The words had only just left his mouth when a flailing shape flew in through the door, tackling Sergio into a heap on the deck. The chopper rocked hard with the sudden weight change, but then righted itself and rose quickly.
The infected man dropped huge, wailing haymakers on the soldier who had rescued Rosa. In only a second his face imploded into a mushy mess, like dark red hummus. The creature howled and looked right at Rosa, then leaped.
A loud staccato burst blasted through the helicopter’s compartment and the zombie’s head whipped back, three red holes blown through its face. Tori stood with her mp5 in hand, still trailing smoke, looking down at her fallen partner. The zombie crumpled into an unmoving heap onto the floor.
The pararescue medic cautiously approached. “It’s down!” he called, then waved over to Tori. They then proceeded to shove the infected out the side door. He brought in the big gun arm that Sergio had tried to grab and locked it in place.
“We’re clear,” the pilot shouted. Rosa saw the tops of buildings pass by outside the doors.

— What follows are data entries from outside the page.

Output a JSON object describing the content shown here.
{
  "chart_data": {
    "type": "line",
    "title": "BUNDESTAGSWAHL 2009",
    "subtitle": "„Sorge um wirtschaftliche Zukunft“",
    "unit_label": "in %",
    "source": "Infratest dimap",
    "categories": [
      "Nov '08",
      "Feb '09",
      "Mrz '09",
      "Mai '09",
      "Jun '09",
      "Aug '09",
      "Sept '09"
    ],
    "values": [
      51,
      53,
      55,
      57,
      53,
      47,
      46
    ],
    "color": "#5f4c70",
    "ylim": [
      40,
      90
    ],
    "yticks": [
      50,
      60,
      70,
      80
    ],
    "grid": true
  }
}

The medic turned to the beaten soldier, lying on the deck next to Garret. His face was unrecognizable and a dark pool was forming beneath him. After a minute of checking vitals, the medic shook his head, his eyes glancing briefly up at Rosa. “He’s gone.”
“His name was Sergio. He was a good man,” Tori said, her tone flat and lifeless. Rosa thought he saw tears glistening in her dark eyes, but then she turned away from him, and sat with her back against the bench seat. Holy crap.
The medic brought a headset over to Rosa and motioned for him to put it on. When the giant earphones were in place, he heard the pilot. “Are you injured, Mr. Kaopyn?”
Rosa began to shake his head, then spoke. “I’ve had a coronary incident, but I’m otherwise uninjured. I need a medical facility - but far away from here,” he added hastily.
“Roger. We’re heading out to Site 32, and it is my understanding that they have a full medical staff on site.”
Rosa nodded, they did. Site 32 was one of the CDC’s many research hospitals off the main cam
pus. “They do, thank you.”
“Roger.”
No pleasantries, no filler. The pilot was all business. And understandably so. He had just witnessed two fellow soldiers dying in their attempt to rescue Rosa. And now he was charged with their safety.
Rosa rubbed a hand over his large, sweaty face. He hoped Jason made it to the airport, they needed him now more than ever. Rosa had his hands and head full with the zombie epidemic, and once he was cleared at Site 32’s hospital, it would be up to him and his team - what was left of them, to find a cure, or at least a way to stymie the infection. That meant the fate of the natural world would be left to the team of geeks up in Michigan.
“I hope they’re up to the challenge,” he murmured, “or all of this is hopeless anyway.”
Chapter 12
Please Sophie, stay in the bathroom, Kala said to herself. She stared through the iron sights of the Kalashnikov into the garage and planted her feet firmly atop the mop bucket. Her breathing was long and slow but her heart was pounding. Three targets and Dylan. They couldn’t see her, the man was holding Dylan with an arm around his neck in a headlock. The woman held a rifle, it looked like an AR-15 mod of some kind.
They were facing the door to the offices, obviously expecting Kala to come back in that way. Long slow breaths, long and slow. They must have been hiding in the bus, waiting until they were caught unawares. The third person was the problem. It was a kid. He was dressed in a jean jacket and a hat pulled low on his forehead so Kala couldn’t make out his face well, but from his stature she thought he was seven or eight. Just a kid. Her brother’s still face rose up in her mind. His motionless eyes, his broken skull. Kala shook the memory off, not wanting tears to cloud her vision. Long slow breaths, long slow breaths.